Role of beta-catenin/T-cell factor-regulated genes in ovarian endometrioid adenocarcinomas

Abstract

In various cancers, inactivating mutations in the adenomatous polyposis coli or Axin tumor suppressor proteins or activating mutations in beta-catenin's amino-terminal domain elevate beta-catenin levels, resulting in marked effects on T-cell factor (TCF)-regulated transcription. Several candidate beta-catenin/TCF-regulated genes in cancer have been proposed. Expression of a few of these genes has been studied in primary human cancers, but most studies have focused on colon cancers and not on other cancer types that harbor mutational defects in adenomatous polyposis coli, AXIN, or beta-catenin. Mutations leading to beta-catenin deregulation are found in nearly half of ovarian endometrioid adenocarcinomas (OEAs). We report here on the expression of 6 candidate beta-catenin/TCF-regulated genes in a panel of 44 primary OEAs, more than a third of which carry demonstrable defects in beta-catenin regulation. Using quantitative assays of gene expression, we found significantly elevated expression of the MMP-7, CCND1 (Cyclin D1), CX43 (Connexin 43), PPAR-delta, and ITF2 genes in OEAs with deregulated beta-catenin. This correlation was not observed for c-myc, another putative beta-catenin/TCF-regulated gene.
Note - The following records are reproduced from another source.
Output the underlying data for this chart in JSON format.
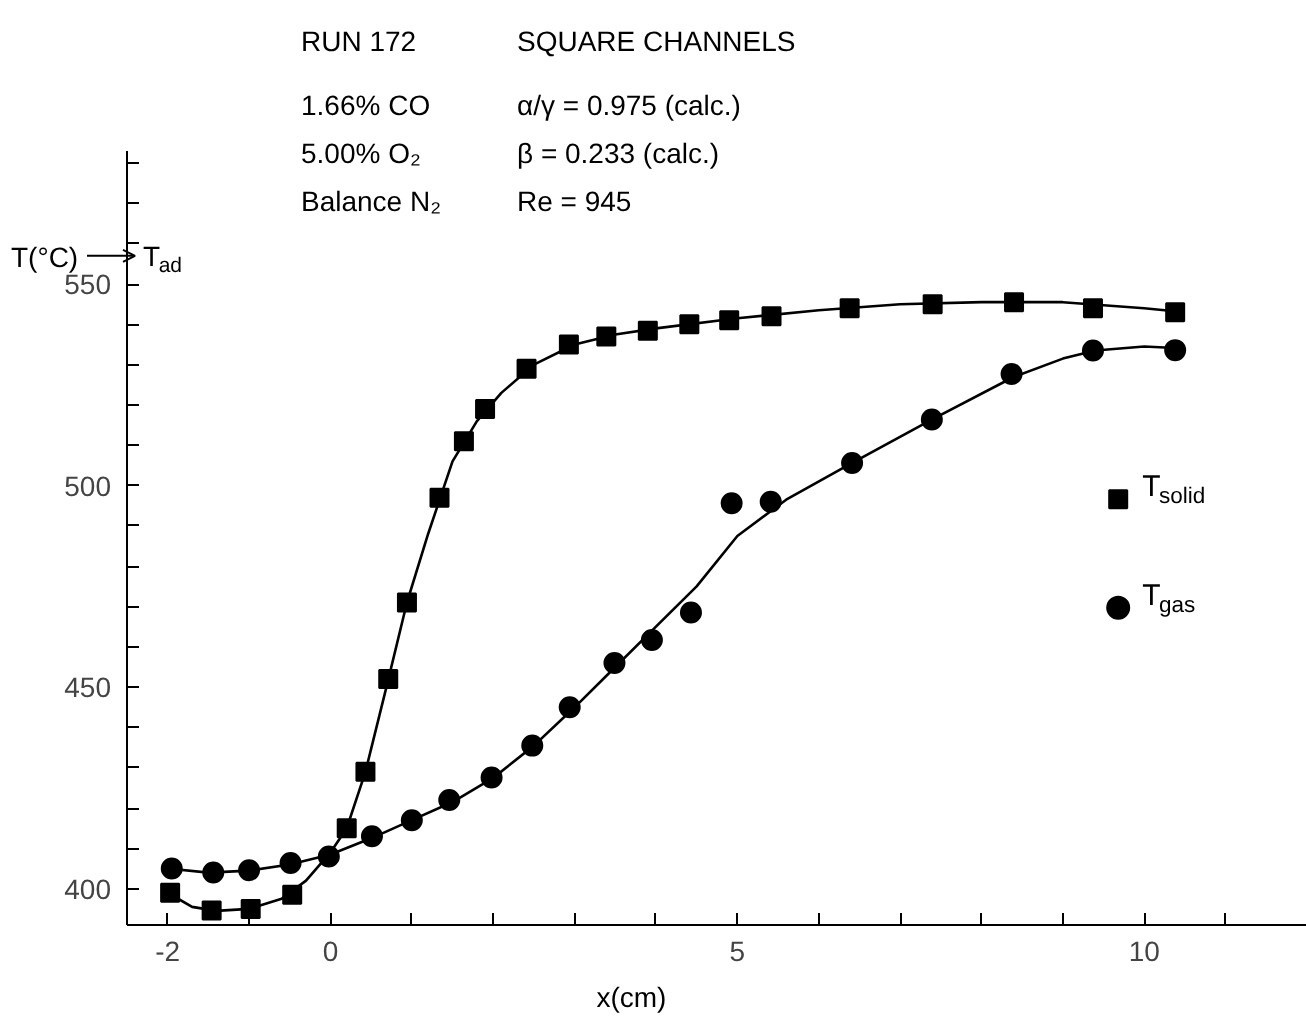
{
  "chart_data": {
    "type": "scatter",
    "xlabel": "x(cm)",
    "ylabel": "T(°C)",
    "annotations": [
      "RUN 172",
      "SQUARE CHANNELS",
      "1.66% CO",
      "α/γ = 0.975 (calc.)",
      "5.00% O₂",
      "β = 0.233 (calc.)",
      "Balance N₂",
      "Re = 945"
    ],
    "ref_lines": [
      {
        "axis": "y",
        "value": 557,
        "label": "T$_{ad}$"
      }
    ],
    "xlim": [
      -2.5,
      12
    ],
    "xticks": [
      {
        "value": -2,
        "label": "-2"
      },
      {
        "value": -1,
        "label": null
      },
      0,
      {
        "value": 1,
        "label": null
      },
      {
        "value": 2,
        "label": null
      },
      {
        "value": 3,
        "label": null
      },
      {
        "value": 4,
        "label": null
      },
      5,
      {
        "value": 6,
        "label": null
      },
      {
        "value": 7,
        "label": null
      },
      {
        "value": 8,
        "label": null
      },
      {
        "value": 9,
        "label": null
      },
      10,
      {
        "value": 11,
        "label": null
      }
    ],
    "ylim": [
      391,
      583
    ],
    "yticks": [
      400,
      {
        "value": 410,
        "label": null
      },
      {
        "value": 420,
        "label": null
      },
      {
        "value": 430,
        "label": null
      },
      {
        "value": 440,
        "label": null
      },
      450,
      {
        "value": 460,
        "label": null
      },
      {
        "value": 470,
        "label": null
      },
      {
        "value": 480,
        "label": null
      },
      {
        "value": 490,
        "label": null
      },
      500,
      {
        "value": 510,
        "label": null
      },
      {
        "value": 520,
        "label": null
      },
      {
        "value": 530,
        "label": null
      },
      {
        "value": 540,
        "label": null
      },
      550,
      {
        "value": 560,
        "label": null
      },
      {
        "value": 570,
        "label": null
      },
      {
        "value": 580,
        "label": null
      }
    ],
    "grid": false,
    "legend": "right",
    "series": [
      {
        "name": "T$_{solid}$",
        "marker": "square",
        "color": "#000000",
        "x": [
          -1.97,
          -1.46,
          -0.98,
          -0.47,
          0.2,
          0.43,
          0.71,
          0.94,
          1.34,
          1.64,
          1.9,
          2.41,
          2.93,
          3.39,
          3.9,
          4.41,
          4.9,
          5.42,
          6.38,
          7.4,
          8.4,
          9.37,
          10.38
        ],
        "values": [
          399,
          394.6,
          395,
          398.5,
          415,
          429,
          452,
          471,
          497,
          511,
          519,
          529,
          535,
          537,
          538.4,
          540,
          541,
          542,
          544,
          545,
          545.5,
          544,
          543
        ]
      },
      {
        "name": "T$_{gas}$",
        "marker": "circle",
        "color": "#000000",
        "x": [
          -1.95,
          -1.44,
          -1.0,
          -0.49,
          -0.02,
          0.51,
          1.0,
          1.46,
          1.98,
          2.48,
          2.94,
          3.49,
          3.95,
          4.43,
          4.93,
          5.41,
          6.41,
          7.39,
          8.37,
          9.37,
          10.38
        ],
        "values": [
          405,
          404,
          404.6,
          406.4,
          408,
          413,
          417,
          422,
          427.6,
          435.5,
          445,
          456,
          461.7,
          468.5,
          495.6,
          496,
          505.6,
          516.4,
          527.7,
          533.5,
          533.6
        ]
      },
      {
        "type": "line",
        "color": "#000000",
        "x": [
          -2,
          -1.7,
          -1.4,
          -1,
          -0.6,
          -0.3,
          0,
          0.2,
          0.43,
          0.7,
          0.94,
          1.2,
          1.5,
          1.8,
          2.1,
          2.5,
          3,
          3.5,
          4,
          5,
          6,
          7,
          8,
          9,
          10,
          10.5
        ],
        "values": [
          399,
          395.5,
          394.5,
          395,
          397.5,
          402,
          409,
          415,
          429,
          451,
          471,
          488,
          506,
          516,
          523,
          530,
          535,
          537.5,
          539,
          541.5,
          543.5,
          545,
          545.5,
          545.5,
          544,
          543
        ]
      },
      {
        "type": "line",
        "color": "#000000",
        "x": [
          -2,
          -1.5,
          -1,
          -0.5,
          0,
          0.5,
          1,
          1.5,
          2,
          2.5,
          3,
          3.5,
          4,
          4.5,
          5,
          5.6,
          6.4,
          7.4,
          8.4,
          9,
          9.4,
          10,
          10.5
        ],
        "values": [
          405,
          404,
          404.5,
          406,
          408.5,
          412.5,
          417,
          421.5,
          427.5,
          435.5,
          445,
          455,
          465,
          475,
          487.5,
          496.5,
          505.5,
          516.5,
          527,
          531.5,
          533.5,
          534.5,
          534
        ]
      }
    ]
  }
}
Immunohistochemical studies confirmed that overexpression of cyclin D1 and MMP-7 was highly associated with nuclear accumulation of beta-catenin and mutational defects of the Wnt/beta-catenin/TCF-signaling pathway. Our findings indicate cyclin D1, MMP-7, connexin 43, PPAR-delta, and ITF-2, likely play important roles in the pathogenesis of those OEAs that manifest defects in beta-catenin regulation.

Figure 1.

Ribonuclease (RNase) protection assay of candidate β-catenin/Tcf target genes. Representative data from 22 tumors (11 tumors with altered β-catenin levels and localization and documented CTNNB1 or APC gene mutations and 11 tumors with intact β-catenin regulation) are shown. Five μg of total RNA from each tumor sample was hybridized to anti-sense ³²P-labeled riboprobes for c-myc (320 bp), CCND1 (286 bp), PPAR-δ (255 bp), MMP-7 (226 bp), ITF2 (203 bp), CX43 (180 bp), and L32 (76 bp). After overnight hybridization, samples were treated with RNases. Protected probes were extracted, precipitated, and separated by electrophoresis on 6% polyacrylamide denaturing gels. The intensity of the protected fragments in each tumor sample was quantitated by PhosphorImager analysis and compared to the intensity of the L32-specific fragment.

Figure 2.

Average expression of candidate β-catenin/TCF target genes in OEAs with β-catenin regulation defects or intact β-catenin regulation. The data in Table 1 ▶ were used to determine the average expression of the indicated candidate genes across groups of tumors with and without known or presumptive Wnt pathway defects. The normalized data (normalized to L32 expression) were analyzed using a two-tailed Student’s t-test assuming equal variance. All genes except c-myc showed significantly increased expression in the OEAs with defective β-catenin regulation.

Figure 3.

Correlation of β-catenin staining with staining for cyclin D1 and MMP-7 in representative OEAs. Serial sections of an OEA with mutant β-catenin (OE-47T) showed nuclear staining of β-catenin (A) and nuclear staining for cyclin D1 (B). A tumor with biallelic inactivation of APC (OE-32T) also showed nuclear β-catenin localization (C) and positive staining for cyclin D1 (D) in the neoplastic cells. In contrast, a tumor lacking β-catenin mutation (OE-20T) showed a membranous pattern of β-catenin staining (E) and lack of definitive immunoreactivity for cyclin D1 (F). Serial sections of an OEA with mutant β-catenin (OE-18T) and nuclear β-catenin staining (G) showed strong immunoreactivity for MMP-7 (H). A tumor with wild-type β-catenin and membranous β-catenin immunoreactivity (I) showed no staining for MMP-7 (J) (OE-23T). Original magnifications, ×400.